Jika terjadi tindakan yang tidak sesuai prosedur di Polsek saat mengamankan remaja yang diduga hendak melaksanakan aksi tawuran, Kapolda Sumbar harus menjelaskan secara gamblang ke publik.
“Kalau terjadi penganiayaan, itu pidana, jangan hanya dikenakan kode etik. Tindak pidananya itu penganiayaan mengakibatkan orang meninggal. Kapolda jangan begitu, anda tanggungjawab yah. Karena korban meninggal dunia, tidak boleh hanya dikatakan pelanggaran kode etik, ini tindak pidana berat,” katanya.

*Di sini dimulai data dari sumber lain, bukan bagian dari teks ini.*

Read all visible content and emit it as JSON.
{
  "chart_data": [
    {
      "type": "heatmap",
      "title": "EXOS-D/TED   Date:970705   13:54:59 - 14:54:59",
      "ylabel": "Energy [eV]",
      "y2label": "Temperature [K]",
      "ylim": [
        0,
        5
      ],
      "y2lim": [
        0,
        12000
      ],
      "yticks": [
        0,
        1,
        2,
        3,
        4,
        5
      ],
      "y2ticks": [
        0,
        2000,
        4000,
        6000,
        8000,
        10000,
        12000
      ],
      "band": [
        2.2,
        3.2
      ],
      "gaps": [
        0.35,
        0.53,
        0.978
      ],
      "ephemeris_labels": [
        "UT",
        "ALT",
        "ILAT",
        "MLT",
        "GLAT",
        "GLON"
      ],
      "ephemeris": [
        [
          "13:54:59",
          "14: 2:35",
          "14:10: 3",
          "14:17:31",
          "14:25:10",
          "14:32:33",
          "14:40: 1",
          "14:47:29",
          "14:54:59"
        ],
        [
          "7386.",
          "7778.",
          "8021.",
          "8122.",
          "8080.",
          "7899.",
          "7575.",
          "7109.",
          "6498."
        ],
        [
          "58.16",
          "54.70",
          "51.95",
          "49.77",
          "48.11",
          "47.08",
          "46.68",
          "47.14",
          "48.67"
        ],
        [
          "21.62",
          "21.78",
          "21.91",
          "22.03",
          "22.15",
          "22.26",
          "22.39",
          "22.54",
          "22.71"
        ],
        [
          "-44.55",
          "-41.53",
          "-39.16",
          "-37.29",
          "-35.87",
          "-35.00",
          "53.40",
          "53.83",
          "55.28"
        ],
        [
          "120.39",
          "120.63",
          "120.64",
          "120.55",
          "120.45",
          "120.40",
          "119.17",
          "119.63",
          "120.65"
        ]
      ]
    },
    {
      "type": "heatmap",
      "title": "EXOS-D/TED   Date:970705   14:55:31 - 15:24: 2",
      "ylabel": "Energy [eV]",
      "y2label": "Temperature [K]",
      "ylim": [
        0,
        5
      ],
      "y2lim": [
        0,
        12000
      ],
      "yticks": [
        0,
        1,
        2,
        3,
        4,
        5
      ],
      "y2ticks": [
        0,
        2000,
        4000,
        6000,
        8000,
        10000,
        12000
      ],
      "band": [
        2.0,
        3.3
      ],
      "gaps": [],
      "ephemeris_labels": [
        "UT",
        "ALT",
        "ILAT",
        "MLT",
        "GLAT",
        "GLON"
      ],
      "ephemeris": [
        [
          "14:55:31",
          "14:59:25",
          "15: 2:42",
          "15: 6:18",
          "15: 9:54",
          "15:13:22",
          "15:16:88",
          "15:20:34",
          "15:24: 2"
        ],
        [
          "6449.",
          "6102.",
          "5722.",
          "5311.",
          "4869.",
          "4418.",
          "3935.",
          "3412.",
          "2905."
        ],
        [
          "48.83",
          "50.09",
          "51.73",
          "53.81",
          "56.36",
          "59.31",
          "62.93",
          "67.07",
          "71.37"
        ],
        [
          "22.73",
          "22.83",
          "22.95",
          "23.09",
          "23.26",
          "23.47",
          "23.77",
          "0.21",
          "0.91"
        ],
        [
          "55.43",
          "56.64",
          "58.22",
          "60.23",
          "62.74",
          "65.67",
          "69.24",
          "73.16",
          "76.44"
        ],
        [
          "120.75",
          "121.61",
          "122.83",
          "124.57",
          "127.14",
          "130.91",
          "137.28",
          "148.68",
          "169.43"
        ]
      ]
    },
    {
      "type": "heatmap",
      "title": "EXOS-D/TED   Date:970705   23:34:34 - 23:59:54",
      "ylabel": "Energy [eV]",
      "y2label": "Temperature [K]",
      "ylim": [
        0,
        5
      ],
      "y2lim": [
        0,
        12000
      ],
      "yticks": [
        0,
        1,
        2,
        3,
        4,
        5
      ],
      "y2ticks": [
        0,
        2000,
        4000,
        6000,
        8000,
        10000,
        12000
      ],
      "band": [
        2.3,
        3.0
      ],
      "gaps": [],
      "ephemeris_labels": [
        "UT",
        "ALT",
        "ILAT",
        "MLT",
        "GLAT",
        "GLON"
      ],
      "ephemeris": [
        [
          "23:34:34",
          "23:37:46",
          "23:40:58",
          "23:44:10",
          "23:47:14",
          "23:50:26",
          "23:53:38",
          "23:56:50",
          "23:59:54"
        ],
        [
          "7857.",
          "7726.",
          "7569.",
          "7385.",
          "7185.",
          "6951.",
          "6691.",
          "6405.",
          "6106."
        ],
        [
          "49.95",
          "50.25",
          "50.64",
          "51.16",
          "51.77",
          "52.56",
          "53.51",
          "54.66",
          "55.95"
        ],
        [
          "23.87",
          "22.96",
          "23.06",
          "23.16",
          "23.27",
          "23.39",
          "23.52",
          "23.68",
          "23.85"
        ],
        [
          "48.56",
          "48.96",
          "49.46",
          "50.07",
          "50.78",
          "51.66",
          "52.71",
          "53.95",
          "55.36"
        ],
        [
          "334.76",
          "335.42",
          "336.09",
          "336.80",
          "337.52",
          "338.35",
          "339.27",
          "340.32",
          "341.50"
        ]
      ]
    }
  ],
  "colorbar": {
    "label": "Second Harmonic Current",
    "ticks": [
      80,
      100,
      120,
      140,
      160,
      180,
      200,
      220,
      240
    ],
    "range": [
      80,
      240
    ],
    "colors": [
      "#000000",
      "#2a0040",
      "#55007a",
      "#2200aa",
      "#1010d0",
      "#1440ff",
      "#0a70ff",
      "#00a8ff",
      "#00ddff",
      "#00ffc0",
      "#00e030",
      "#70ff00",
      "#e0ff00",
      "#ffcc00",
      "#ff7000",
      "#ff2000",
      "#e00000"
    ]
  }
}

Ia mengatakan, dalam mengungkap suatu kasus, katanya, harus dilakukan oleh internal Polri itu sendiri, bukan dengan mengundang banyak instansi.
“Bukan tidak boleh mengundang keramaian, soal ramai-ramai itu tidak masalah seperti itu, tapi yang penting adalah tugas utama itu apa, mengetahui mengapa dia mati, mati karena dia bunuh diri, atau tidak sengaja dia kecelakaan, atau mati karena dianiaya? Itu publik yang ingin tahu, jadi konsentrasinya ke sana. Namun, harus internal Polri yang harus melakukan penyelidikan dan penyidikan terhadap kasus ini,” katanya.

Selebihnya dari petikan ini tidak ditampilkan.